Sin tortilla no hay paraíso

Antonia Nogales

Periodista & docente. Enseño en Universidad de Zaragoza. Doctora por la Universidad de Sevilla. Presido Laboratorio de Estudios en Comunicación de la Universidad de Sevilla. Investigo en Grupo de Investigación en Comunicación e Información Digital de la Universidad de Zaragoza.

El Sermón de las Tortillas, en una imagen de 'Aragón TV'.
El Sermón de las Tortillas, en una imagen de 'Aragón TV'.

Cada año, el martes de Pascua de Resurrección se celebra en la ciudad de Teruel una fiesta conocida como el Sermón de las Tortillas. Se trata de una costumbre tan curiosa como arraigada entre los turolenses. Aunque de origen incierto y discutido, es en el siglo XIX cuando encontramos las referencias escritas más antiguas sobre el festejo tal y como lo conocemos hoy. Es un día festivo en la capital, un día que se destina a comer al aire libre con la familia o los amigos en alguno de los parajes naturales de los alrededores de la ciudad o en las muchas casas de campo que pueblan la huerta abundante del bajo Aragón. 

Hace bastantes años ya, la fiesta constituía el comienzo del consumo de la conserva del cerdo sacrificado durante el invierno. Y como complemento a la carnaza no puede faltar la tortilla. Ahí tenemos ya las tortillas pero ¿y el sermón? Pues ese lo ponía un predicador de relumbrón de la época, quien sobre las cuatro de la tarde iniciaba un oficio religioso, unos rezos y unos cánticos en honor de Nuestra Señora de Villavieja —apodada cariñosamente y por razones obvias la “Virgen de las Tortillas”—. Terminados los cultos tocaba saborear el manjar español, beber vino y festejar bajo los pinos de Fuente Cerrada. En esencia, y como ocurre tantas veces en nuestro imaginario más próximo, lo sacro y lo profano se dan cita en este día grande de la ciudad.

Una celebración sencilla y auténtica, para saborear a fuego lento y sin prisas, como la propia Teruel y su corazón en calma. Esta fiesta puede no parecer gran cosa pero a mí me ha conquistado. Lo ha hecho precisamente por mostrarnos el valor de las pequeñas cosas y apreciarlo más que nunca en los tiempos en los que nos han arrebatado hasta lo más cotidiano.
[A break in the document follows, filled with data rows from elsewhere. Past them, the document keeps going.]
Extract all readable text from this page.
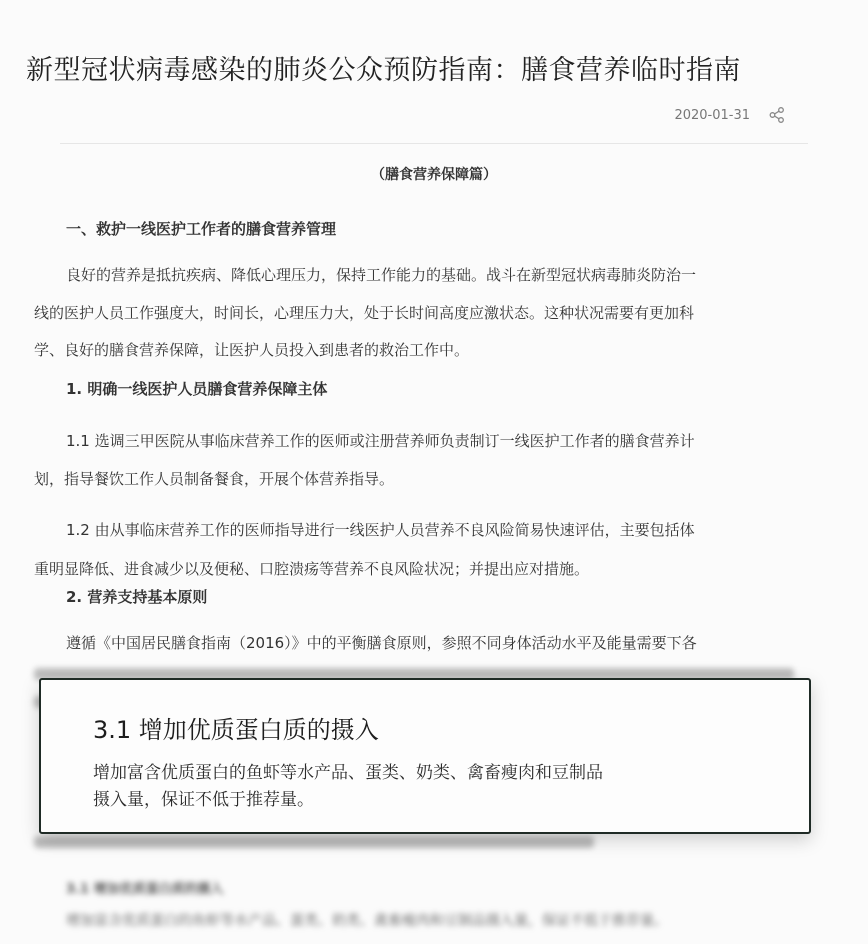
新型冠状病毒感染的肺炎公众预防指南：膳食营养临时指南
2020-01-31
（膳食营养保障篇）
一、救护一线医护工作者的膳食营养管理
良好的营养是抵抗疾病、降低心理压力，保持工作能力的基础。战斗在新型冠状病毒肺炎防治一
线的医护人员工作强度大，时间长，心理压力大，处于长时间高度应激状态。这种状况需要有更加科
学、良好的膳食营养保障，让医护人员投入到患者的救治工作中。
1. 明确一线医护人员膳食营养保障主体
1.1 选调三甲医院从事临床营养工作的医师或注册营养师负责制订一线医护工作者的膳食营养计
划，指导餐饮工作人员制备餐食，开展个体营养指导。
1.2 由从事临床营养工作的医师指导进行一线医护人员营养不良风险简易快速评估，主要包括体
重明显降低、进食减少以及便秘、口腔溃疡等营养不良风险状况；并提出应对措施。
2. 营养支持基本原则
遵循《中国居民膳食指南（2016）》中的平衡膳食原则，参照不同身体活动水平及能量需要下各
3.1 增加优质蛋白质的摄入
增加富含优质蛋白的鱼虾等水产品、蛋类、奶类、禽畜瘦肉和豆制品摄入量，保证不低于推荐量。
3.1 增加优质蛋白质的摄入
增加富含优质蛋白的鱼虾等水产品、蛋类、奶类、禽畜瘦肉和豆制品
摄入量，保证不低于推荐量。
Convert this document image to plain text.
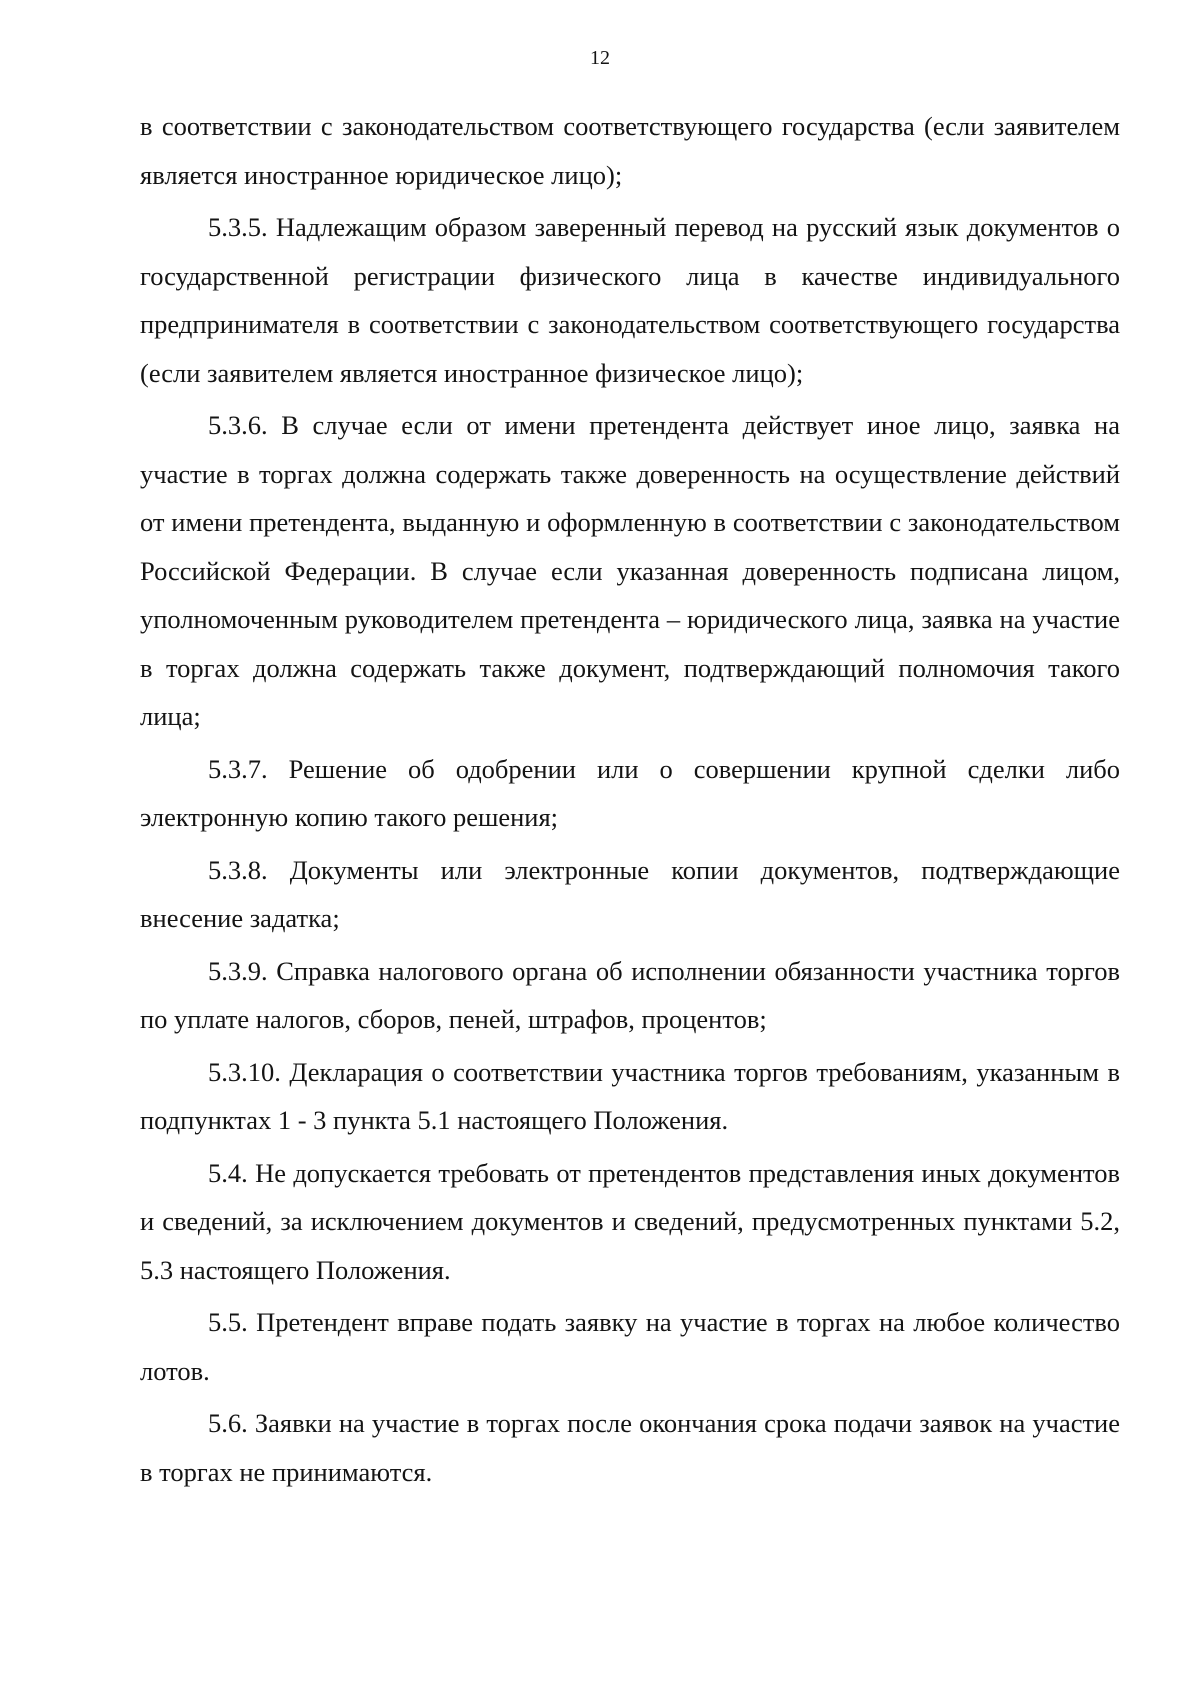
12

в соответствии с законодательством соответствующего государства (если заявителем является иностранное юридическое лицо);

5.3.5. Надлежащим образом заверенный перевод на русский язык документов о государственной регистрации физического лица в качестве индивидуального предпринимателя в соответствии с законодательством соответствующего государства (если заявителем является иностранное физическое лицо);

5.3.6. В случае если от имени претендента действует иное лицо, заявка на участие в торгах должна содержать также доверенность на осуществление действий от имени претендента, выданную и оформленную в соответствии с законодательством Российской Федерации. В случае если указанная доверенность подписана лицом, уполномоченным руководителем претендента – юридического лица, заявка на участие в торгах должна содержать также документ, подтверждающий полномочия такого лица;

5.3.7. Решение об одобрении или о совершении крупной сделки либо электронную копию такого решения;

5.3.8. Документы или электронные копии документов, подтверждающие внесение задатка;

5.3.9. Справка налогового органа об исполнении обязанности участника торгов по уплате налогов, сборов, пеней, штрафов, процентов;

5.3.10. Декларация о соответствии участника торгов требованиям, указанным в подпунктах 1 - 3 пункта 5.1 настоящего Положения.

5.4. Не допускается требовать от претендентов представления иных документов и сведений, за исключением документов и сведений, предусмотренных пунктами 5.2, 5.3 настоящего Положения.

5.5. Претендент вправе подать заявку на участие в торгах на любое количество лотов.

5.6. Заявки на участие в торгах после окончания срока подачи заявок на участие в торгах не принимаются.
Cuando todas nuestras certezas se desmoronaron, hace ahora más de un año, fuimos más conscientes aún de la importancia de comer tortilla, de comerla de verdad: con muchos amigos, con buen vino, con risas, bajo el cielo abierto, sin hora de cierre, sin puertas al campo. 

Este 6 de abril ha sido el sermón de las tortillas, uno bien descafeinado por las restricciones, las mascarillas y la prohibición de aglomeraciones. El del año pasado, en pleno confinamiento estricto, ni siquiera pudo tener lugar. Cuando nos arrebatan la alegría es francamente dramático. Casi tanto como cuando nos roban la tortilla. Totalmente comprensible en los infecciosos tiempos que corren, pero no por ello menos desolador. 

El español despojado de la tortilla está más desprotegido que el holandés errante, más nostálgico que el griego soñando con aquellos tiempos de civilización gloriosa, más apesadumbrado que un alemán presenciando El hundimiento, más huraño que el dandi con lamparones de Sabina. Más triste que ese matador de toros al otro lado del telón de acero. Así, tortilla, así estoy yo sin ti. Aguardemos entonces al sermón del año que viene, pues hace bastante ya que no paramos de parar la vida. Más quemados que el cielo de Chernóbil. Furtivos, inquietos… vencidos. Y lo que es mucho peor: sin tortilla de patatas.